Since then, arms sales by both sides have risen rapidly, both in quantity and in quality. Taiwan's AIDC F-CK-1 Ching-kuo fighter jets and 300 F-5 fighter jets were all upgraded from Israel, equipped with Israeli-licensed radars produced in Taiwan and Taiwanese Navy's Yang class destroyers was equipped with Gabriel anti-ship missiles and Israel's aerospace industry. The Reshet fire control and command system was sold, and other companies refurbished 13 old warships. In addition, the underground aircraft shelter system, weapons and fuel storage systems are believed to have adopted the Israeli model.

The British Jane's Information Group in the 1980s speculated that the Qingfeng missile development process received a lot of technical support from Israel. In 2001, the National Zhongshan Academy of Sciences also stated in its internal publication that the Qingfeng missile had assistance from Israel. The missile entered service in October 1991.

After China purchased Russia’s Kilo-class submarine, in order to maintain the balance of the Taiwan Strait, Taiwanese military sought to purchase new conventional submarines. Because the United States focuses on the development of Nuclear submarine and no longer produces conventional submarines, it once again set its sights on Israel. Taking into account the response of China, the United States came forward to coordinate and formulated the method of Israeli design, German production, and American purchase and delivery. Israel's Dolphin-class submarine has been a goal of the military for many years. For this reason, Antonio Chiang, who was the deputy secretary-general of National Security Council of Taiwan, and advisory committee member Ke Chengheng, have visited the United States and Israel.
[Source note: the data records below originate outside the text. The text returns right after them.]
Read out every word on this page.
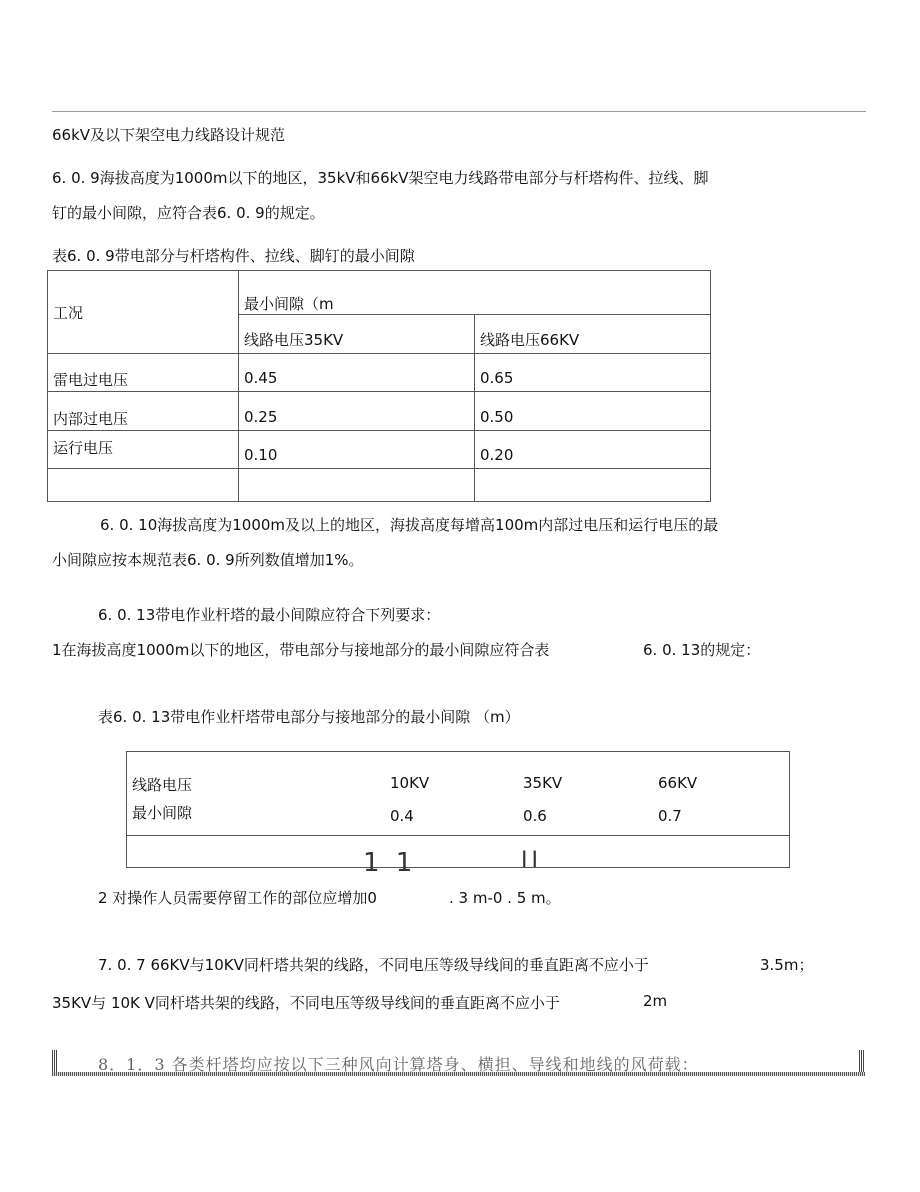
66kV及以下架空电力线路设计规范
6. 0. 9海拔高度为1000m以下的地区，35kV和66kV架空电力线路带电部分与杆塔构件、拉线、脚
钉的最小间隙，应符合表6. 0. 9的规定。
表6. 0. 9带电部分与杆塔构件、拉线、脚钉的最小间隙
工况	最小间隙（m	
	线路电压35KV	线路电压66KV
雷电过电压	0.45	0.65
内部过电压	0.25	0.50
运行电压	0.10	0.20

6. 0. 10海拔高度为1000m及以上的地区，海拔高度每增高100m内部过电压和运行电压的最
小间隙应按本规范表6. 0. 9所列数值增加1%。
6. 0. 13带电作业杆塔的最小间隙应符合下列要求：
1在海拔高度1000m以下的地区，带电部分与接地部分的最小间隙应符合表	6. 0. 13的规定：
表6. 0. 13带电作业杆塔带电部分与接地部分的最小间隙 （m）
线路电压	10KV	35KV	66KV
最小间隙	0.4	0.6	0.7
1 1	II
2 对操作人员需要停留工作的部位应增加0	. 3 m-0 . 5 m。
7. 0. 7 66KV与10KV同杆塔共架的线路，不同电压等级导线间的垂直距离不应小于	3.5m；
35KV与 10K V同杆塔共架的线路，不同电压等级导线间的垂直距离不应小于	2m
8．1．3 各类杆塔均应按以下三种风向计算塔身、横担、导线和地线的风荷载：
On 10 September 2001, the United Daily News disclosed that Taiwanese military had a "major breakthrough" in monitoring to China. The two sides reached a secret agreement to officially lease Israel's Earth Remote Observation System-A (EROS A). Commercial spy satellites, as well as three other satellites of the same type that are about to be launched, have carried out dynamic reconnaissance and search on the facilities and troops of the Chinese People's Liberation Army over a period of six years. Relying on this satellite, the detection targets will penetrate deep into the interior of China, and the detection targets include all "missile launch bases that pose a threat to Taiwan." According to the intelligence provided by the satellite, it can provide accurate information for the military "raid" mainland China. In this transaction, Israel's profit will be as high as 2 billion US dollars. In addition, the two sides are also cooperating on a highly confidential "Tiangui" (天貴) project, which aims to improve the military's ability to locate radars and radio monitors.